What’s she talking about
, I wonder. Me? Is she trying to
distract them? I can’t imagine why. It serves no purpose. I have no special
abilities. I can’t see the future. I can’t run faster than a deer. I can’t
climb trees like a squirrel or jump forty feet across the river. The stories
we’ve been told about the Kinders have mentioned amazing things—foresight,
incredible physical feats. Speed and agility. Regeneration. And up until today,
I thought immortality was one of them, but if what Ellery says is true, then
maybe that’s all they were. Stories.

Stories made up to give children
hope and something to dream about. A chance to pretend that they have more than
what we’re given by nature and circumstance.

When I was little, not so long ago,
I dreamed of becoming a Kinder.
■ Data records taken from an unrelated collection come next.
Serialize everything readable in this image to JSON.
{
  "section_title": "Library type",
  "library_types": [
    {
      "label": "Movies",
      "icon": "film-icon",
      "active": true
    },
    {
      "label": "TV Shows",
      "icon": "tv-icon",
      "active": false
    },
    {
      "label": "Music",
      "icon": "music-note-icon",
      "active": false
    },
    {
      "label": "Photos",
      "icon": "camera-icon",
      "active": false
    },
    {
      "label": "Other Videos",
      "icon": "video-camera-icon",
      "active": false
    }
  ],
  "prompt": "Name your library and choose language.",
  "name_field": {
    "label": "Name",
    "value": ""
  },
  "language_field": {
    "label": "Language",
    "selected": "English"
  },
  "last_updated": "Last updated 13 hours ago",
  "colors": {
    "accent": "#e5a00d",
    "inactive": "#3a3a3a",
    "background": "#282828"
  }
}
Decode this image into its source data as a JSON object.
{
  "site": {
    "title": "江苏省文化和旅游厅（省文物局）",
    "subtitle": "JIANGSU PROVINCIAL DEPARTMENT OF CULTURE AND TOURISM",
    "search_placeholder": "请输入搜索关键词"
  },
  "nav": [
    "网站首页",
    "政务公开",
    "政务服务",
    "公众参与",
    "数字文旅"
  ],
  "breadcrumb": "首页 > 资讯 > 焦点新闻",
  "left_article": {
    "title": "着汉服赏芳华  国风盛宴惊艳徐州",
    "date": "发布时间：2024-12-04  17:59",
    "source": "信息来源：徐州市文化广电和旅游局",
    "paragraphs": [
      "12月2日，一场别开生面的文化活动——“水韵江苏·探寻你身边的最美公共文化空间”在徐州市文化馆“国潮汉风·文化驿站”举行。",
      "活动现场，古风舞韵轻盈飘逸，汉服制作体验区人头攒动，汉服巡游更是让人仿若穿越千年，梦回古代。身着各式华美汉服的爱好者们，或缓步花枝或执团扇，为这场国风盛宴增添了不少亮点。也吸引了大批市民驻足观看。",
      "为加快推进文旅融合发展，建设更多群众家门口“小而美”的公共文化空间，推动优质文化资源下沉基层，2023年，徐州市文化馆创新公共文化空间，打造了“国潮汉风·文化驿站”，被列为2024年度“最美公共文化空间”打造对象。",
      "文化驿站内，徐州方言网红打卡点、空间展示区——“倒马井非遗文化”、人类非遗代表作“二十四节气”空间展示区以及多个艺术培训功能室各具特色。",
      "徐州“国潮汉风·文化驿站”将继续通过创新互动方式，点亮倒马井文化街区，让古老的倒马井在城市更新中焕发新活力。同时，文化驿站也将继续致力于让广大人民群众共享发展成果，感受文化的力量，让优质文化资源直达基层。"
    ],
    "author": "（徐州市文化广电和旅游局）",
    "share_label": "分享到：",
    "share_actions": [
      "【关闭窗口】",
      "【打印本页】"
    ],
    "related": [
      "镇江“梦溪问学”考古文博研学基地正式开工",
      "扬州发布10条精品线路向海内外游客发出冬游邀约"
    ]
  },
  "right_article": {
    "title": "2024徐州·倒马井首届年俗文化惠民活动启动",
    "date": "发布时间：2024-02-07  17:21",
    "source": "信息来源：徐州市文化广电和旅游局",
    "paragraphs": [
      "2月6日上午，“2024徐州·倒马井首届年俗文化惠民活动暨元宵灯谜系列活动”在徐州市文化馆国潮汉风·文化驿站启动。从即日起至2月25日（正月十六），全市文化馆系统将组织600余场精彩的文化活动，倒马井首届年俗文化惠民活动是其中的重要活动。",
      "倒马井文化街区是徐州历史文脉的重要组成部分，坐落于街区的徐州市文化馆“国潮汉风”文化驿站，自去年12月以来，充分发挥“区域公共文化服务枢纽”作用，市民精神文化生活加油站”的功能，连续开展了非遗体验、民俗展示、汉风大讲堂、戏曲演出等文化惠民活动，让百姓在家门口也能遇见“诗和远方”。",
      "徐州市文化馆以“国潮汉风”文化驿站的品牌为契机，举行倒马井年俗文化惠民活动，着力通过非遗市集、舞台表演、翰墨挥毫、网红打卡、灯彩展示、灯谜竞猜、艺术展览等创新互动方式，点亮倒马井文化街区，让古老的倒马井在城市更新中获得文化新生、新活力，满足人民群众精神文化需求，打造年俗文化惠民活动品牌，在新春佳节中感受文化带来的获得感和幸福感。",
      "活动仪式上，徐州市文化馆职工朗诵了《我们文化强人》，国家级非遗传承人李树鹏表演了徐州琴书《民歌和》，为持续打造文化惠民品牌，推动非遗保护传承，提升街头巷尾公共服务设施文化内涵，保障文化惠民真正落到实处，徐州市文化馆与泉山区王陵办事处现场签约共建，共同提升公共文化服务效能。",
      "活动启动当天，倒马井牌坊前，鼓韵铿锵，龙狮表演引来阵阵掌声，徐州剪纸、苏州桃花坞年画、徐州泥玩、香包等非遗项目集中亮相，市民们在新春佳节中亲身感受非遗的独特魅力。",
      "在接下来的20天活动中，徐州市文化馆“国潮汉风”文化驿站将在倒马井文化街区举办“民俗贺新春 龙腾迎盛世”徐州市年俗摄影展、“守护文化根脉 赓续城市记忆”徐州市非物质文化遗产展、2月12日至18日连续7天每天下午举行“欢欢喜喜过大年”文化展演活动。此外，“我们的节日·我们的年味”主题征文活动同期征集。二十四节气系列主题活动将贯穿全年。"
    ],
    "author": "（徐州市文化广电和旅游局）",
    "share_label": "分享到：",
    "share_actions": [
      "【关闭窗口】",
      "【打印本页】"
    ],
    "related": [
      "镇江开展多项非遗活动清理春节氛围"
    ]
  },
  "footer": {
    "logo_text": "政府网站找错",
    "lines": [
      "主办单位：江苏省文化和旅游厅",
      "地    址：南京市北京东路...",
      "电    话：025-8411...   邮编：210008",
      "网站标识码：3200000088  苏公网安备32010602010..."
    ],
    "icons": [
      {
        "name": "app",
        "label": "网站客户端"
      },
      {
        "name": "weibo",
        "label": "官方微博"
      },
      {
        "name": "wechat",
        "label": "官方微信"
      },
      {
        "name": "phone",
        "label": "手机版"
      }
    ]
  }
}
I wanted to do what they did—seeing the future,
running, jumping, climbing, flying, I wanted to live forever—but Grandfather
said no, that back in the Olden Days, Kinders were used for war, that they
weren’t nice like the Elders claimed when they sat around our campfires and
shared what they thought they knew.

I don’t have any special abilities. Not
like them. I can shoot a hopping, sprinting rabbit with my slingshot from fifty
feet away, but that’s it. The ability to aim well, to hunt, to anticipate my
prey’s next move comes with years of practice. It’s not a skill that was given
to me by someone the Elders called a “scientist.” I’m not entirely sure what
that word even means, or what a scientist did before the world ended. They only
told us what their Elders had told them.

Ellery knows this. Ellery knows I’m
not like her.

Ellery knows that Finn and I aren’t
going anywhere. We’re incapable of doing anything against this group of men. Ellery
is blind, but sees everything, and she has to know that we’re outnumbered, that
it’s not like she says.

Doesn’t she?

This is
our
end, not theirs.

The two large soldiers creep up
behind Ellery, inching closer with their arms out, ready to grab her, take her
prisoner, and then what? What will they do with, or
to
, the last
remaining Kinder?

If she’s not immortal like the
Elders claimed, does she feel pain?

My heart aches for the old woman as
the two large soldiers advance toward her, approaching slowly, cautiously. What
have they been told? What stories do they know that we don’t?